The question is: is he capable of the nastiness necessary for the end of the movement to hit its mark? The answer is almost. It is very exciting and brilliant but I found I missed the last ounce of darkness and bitterness to really convince me. I am always glad to hear new ways of playing familiar music and I didn’t ever think I’d hear this movement of all movements as a brilliant, exuberant scherzo. It certainly fits into the overall conception of the symphony as less histrionic and more classical. To reverse what I said earlier this work needs to present a world vision and whilst broader than just a psychodrama, it needs to include that psychodrama within it.

As I got to know this account better, the comparison that kept coming to my mind was Kubelik’s studio Mahler cycle for DG not just on account of the relatively quick tempi. There is a similar gentleness and emphasis on traditional virtues rather than point making. Like Kubelik’s, Vänskä’s Mahler is never under characterised but it isn’t particularly neurotic.

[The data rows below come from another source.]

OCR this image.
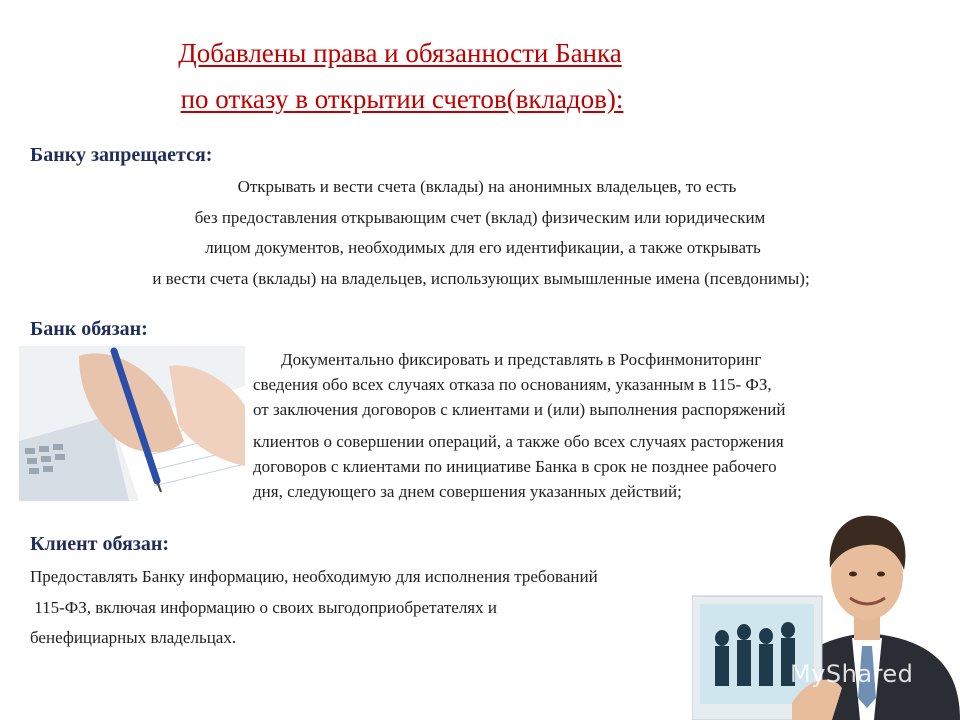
Добавлены права и обязанности Банка
по отказу в открытии счетов(вкладов):
Банку запрещается:
Открывать и вести счета (вклады) на анонимных владельцев, то есть
без предоставления открывающим счет (вклад) физическим или юридическим
лицом документов, необходимых для его идентификации, а также открывать
и вести счета (вклады) на владельцев, использующих вымышленные имена (псевдонимы);
Банк обязан:
Документально фиксировать и представлять в Росфинмониторинг
сведения обо всех случаях отказа по основаниям, указанным в 115- ФЗ,
от заключения договоров с клиентами и (или) выполнения распоряжений
клиентов о совершении операций, а также обо всех случаях расторжения
договоров с клиентами по инициативе Банка в срок не позднее рабочего
дня, следующего за днем совершения указанных действий;
Клиент обязан:
Предоставлять Банку информацию, необходимую для исполнения требований
115-ФЗ, включая информацию о своих выгодоприобретателях и
бенефициарных владельцах.
MyShared
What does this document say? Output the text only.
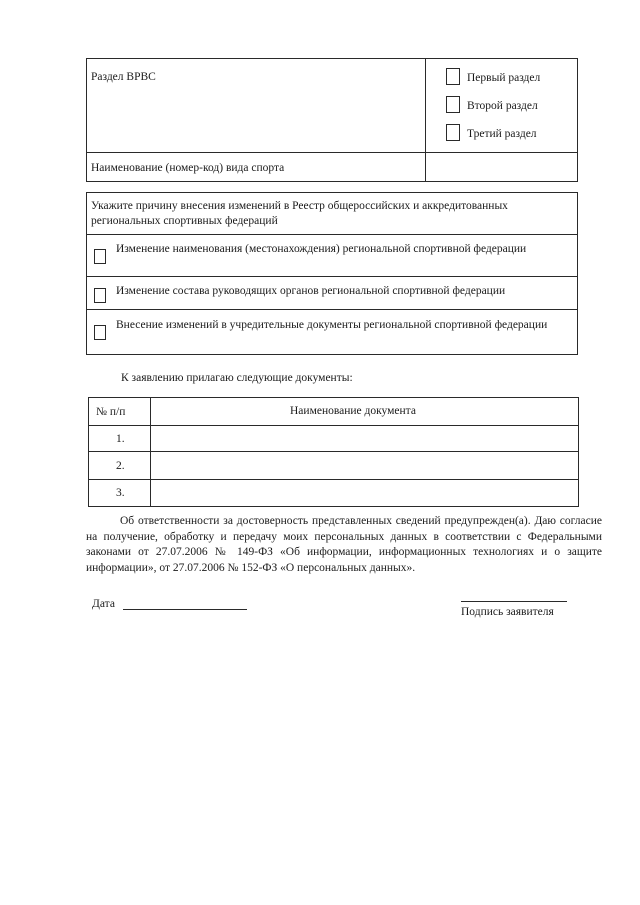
Раздел ВРВС	Первый раздел
Второй раздел
Третий раздел
Наименование (номер-код) вида спорта
Укажите причину внесения изменений в Реестр общероссийских и аккредитованных региональных спортивных федераций
Изменение наименования (местонахождения) региональной спортивной федерации
Изменение состава руководящих органов региональной спортивной федерации
Внесение изменений в учредительные документы региональной спортивной федерации
К заявлению прилагаю следующие документы:
№ п/п	Наименование документа
1.
2.
3.
Об ответственности за достоверность представленных сведений предупрежден(а). Даю согласие на получение, обработку и передачу моих персональных данных в соответствии с Федеральными законами от 27.07.2006 № 149-ФЗ «Об информации, информационных технологиях и о защите информации», от 27.07.2006 № 152-ФЗ «О персональных данных».
Дата
Подпись заявителя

This is exemplified by a noble, lyric take on the finale. There is little sense of a Bernstein wringing every last drop of existential angst from each note. This is a version of this movement that positively glows. What I enjoyed was its sense of majesty rather than its despair. This is much more Mahler the unrivalled conductor of both Wagner and Mozart as much as the Mahler who influenced Schoenberg and Berg. If you want this movement to leave you spent after it puts you through the psychological and emotional mangle then this will not be the version for you!

The version of this symphony I keep coming back to after all these years of listening to it is the one Bruno Walter set down with the Columbia Symphony Orchestra right at the end of his life – heretically I have never much cared for the famous mono VPO version for all the unique circumstances of its creation. Walter – another great interpreter of Wagner and Mozart – somehow managed to square the circle of classicism and modernism, above all in this finale which in his hands is devastating precisely because of its traditional musical virtues. As for Vänskä, if ultimately I do want to be shattered by the climax of this final movement, the playing of its last pages is done with a rare and otherworldly tenderness.

If, like me, you have harboured doubts about Rattle’s Berlin 9 but, unlike me, you have felt the need to keep those doubts to yourself, then this may be a version to hear. Vänskä lacks the calm, almost Buddhist wisdom of Walter in his Columbia Symphony recording or the dogged, flinty endurance of Horenstein but at the end of listening to this recording I had a sense of having experienced this remarkable score in its fullness, not just its drama. That alone makes this worth listening to.